Colin McLarty cxm7 at po.cwru.edu
Wed Feb 4 14:00:25 EST 1998


        I like Carsten's post a lot. While I would not say everything just
the same way, I have no objections to make. There is one point where it may
appear he disagrees with me, given some confusions that have appeared on the
list before, and I want to make it clear. This is also a point Bill Lawvere
often insists on.

>In what follows I use "we" to speak about category theorists, and
>"you" to speak about set-theorists. Although I can only speak for me.
>We like "sets" almost as much as you like.

        This is true of even the most radical categorical foundationalists,
on the understanding that "sets" means sets in categorical set theory. We
also have a broader usage of "sets" where it includes "variable sets" which
are the objects of any topos. But here let us focus on classical sets, with
Boolean logic, the singleton 1 has just two subsets (the empty one and the
whole), there is no difference between internal and external logic, and so
on. The theory of these sets is naively intertranslatable with Zermelo style
set theory based on the membership relation.

        Math textbooks rarely go into axiomatic technicalities.
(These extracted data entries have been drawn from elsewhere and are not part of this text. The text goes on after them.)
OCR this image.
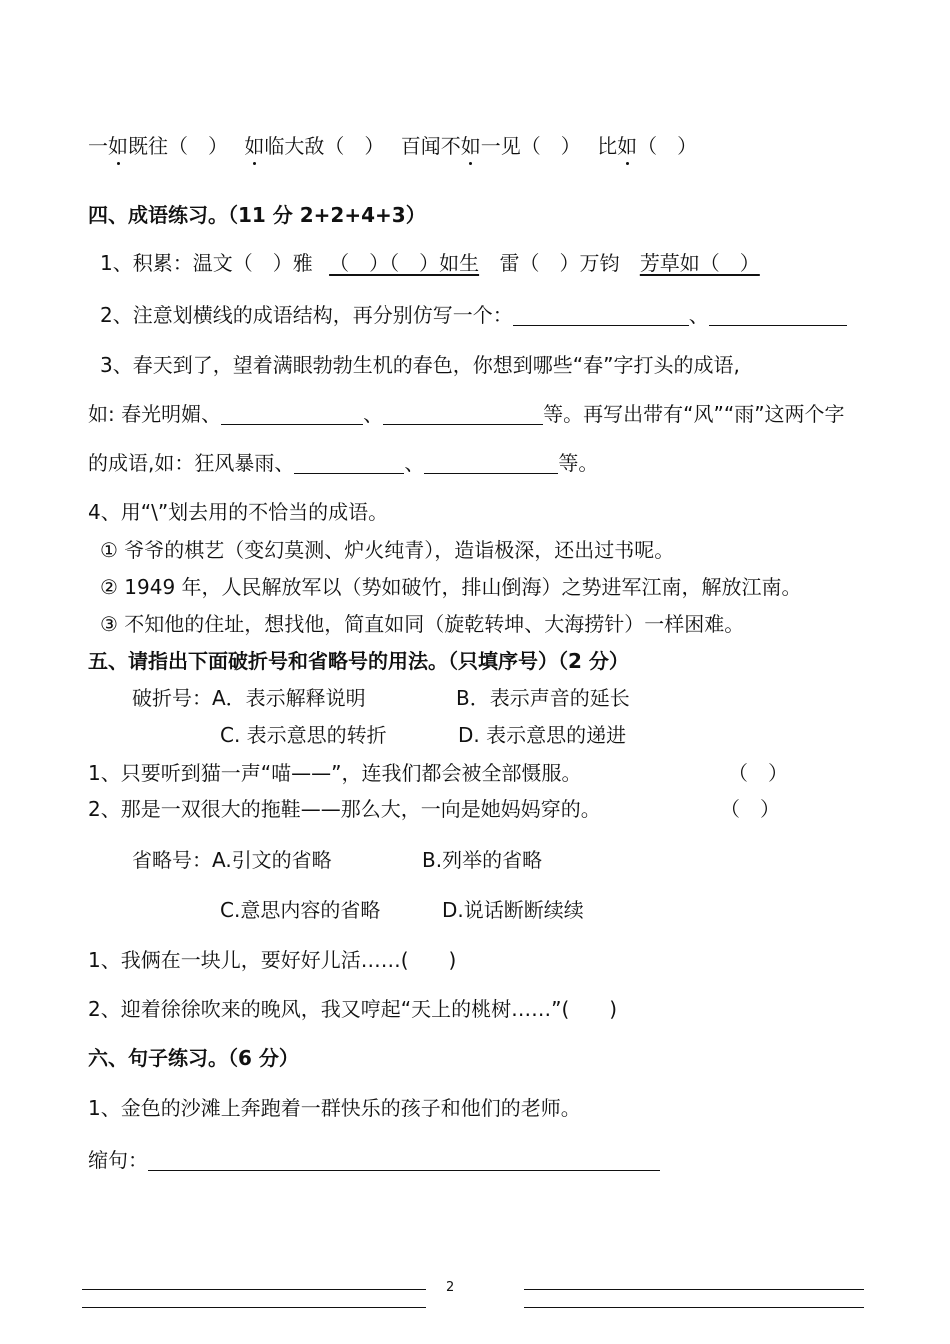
一如既往（　） 如临大敌（　） 百闻不如一见（　） 比如（　）
四、成语练习。（11 分 2+2+4+3）
1、积累：温文（　）雅 （　）（　）如生 雷（　）万钧 芳草如（　）
2、注意划横线的成语结构，再分别仿写一个：	、
3、春天到了，望着满眼勃勃生机的春色，你想到哪些“春”字打头的成语,
如: 春光明媚、	、	等。再写出带有“风”“雨”这两个字
的成语,如：狂风暴雨、	、	等。
4、用“\”划去用的不恰当的成语。
① 爷爷的棋艺（变幻莫测、炉火纯青），造诣极深，还出过书呢。
② 1949 年，人民解放军以（势如破竹，排山倒海）之势进军江南，解放江南。
③ 不知他的住址，想找他，简直如同（旋乾转坤、大海捞针）一样困难。
五、请指出下面破折号和省略号的用法。（只填序号）（2 分）
破折号：A．表示解释说明	B．表示声音的延长
C. 表示意思的转折	D. 表示意思的递进
1、只要听到猫一声“喵——”，连我们都会被全部慑服。	（　）
2、那是一双很大的拖鞋——那么大，一向是她妈妈穿的。	（　）
省略号：A.引文的省略	B.列举的省略
C.意思内容的省略	D.说话断断续续
1、我俩在一块儿，要好好儿活……(　　)
2、迎着徐徐吹来的晚风，我又哼起“天上的桃树……”(　　)
六、句子练习。（6 分）
1、金色的沙滩上奔跑着一群快乐的孩子和他们的老师。
缩句：
2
Some
calculus texts go so far as to define a function as a set of ordered
pairs--but very few bother to define an ordered pair as a set! Apart from
such technicalities, categorical set theory works exactly like
membership-based set theory. Mathematicians in general are completely
indifferent to the differences between categorical set theory and ZF or
whatever.

        Now, if you insist on the particulars of ZF, many category theorists
will object. So will Feferman, as he already has on the list and in
publications. He thinks a somewhat different theory is better--indeed a
theory that gives more attention to functions, though it is based on set
membership. We category theorists begin with functions and get by entirely
without a "global membership" relation--a relation making it meaningful to
ask of any two sets X and Y whether X is a member of Y.

        I like sets "almost as much as you", but not quite. I also explore
independent, "set-free", foundations for many parts of math. 

        The NYT obituary for Samuel Eilenberg yesterday (in the Final
edition yesterday) quoted Columbia Prof. John W. Morgan, saying "The theme
that runs through Sammy's mathematics is always to find the absolutely
essential ingredients in any problem and work only with those ingredients
and nothing else -- in other words, to get rid of all the superfluous
information."

        I don't know what Sammy thought of categorical foundations (let
alone Prof. Morgan). I guess he wasn't much interested in them or I would
have heard more. Anyway, I like this attitude not only in working math but
in foundations. I want to know what minimal apparatus I can use to organize
differential geometry for example. And I find (by reading Lawvere and
others--I have worked in this but hardly invented it) that the topos axioms
plus a simple assumption about the line gives me a good start. To get more,
I need more assumptions.

        Two uncontroversial claims: I like this kind of research and
consider it foundational. Nobody yet knows any other framework for this as
flexible and as close to practice as category theory.

        Sets are great. But now, what kind of axioms should we use for
transfinite set theory? There we disagree.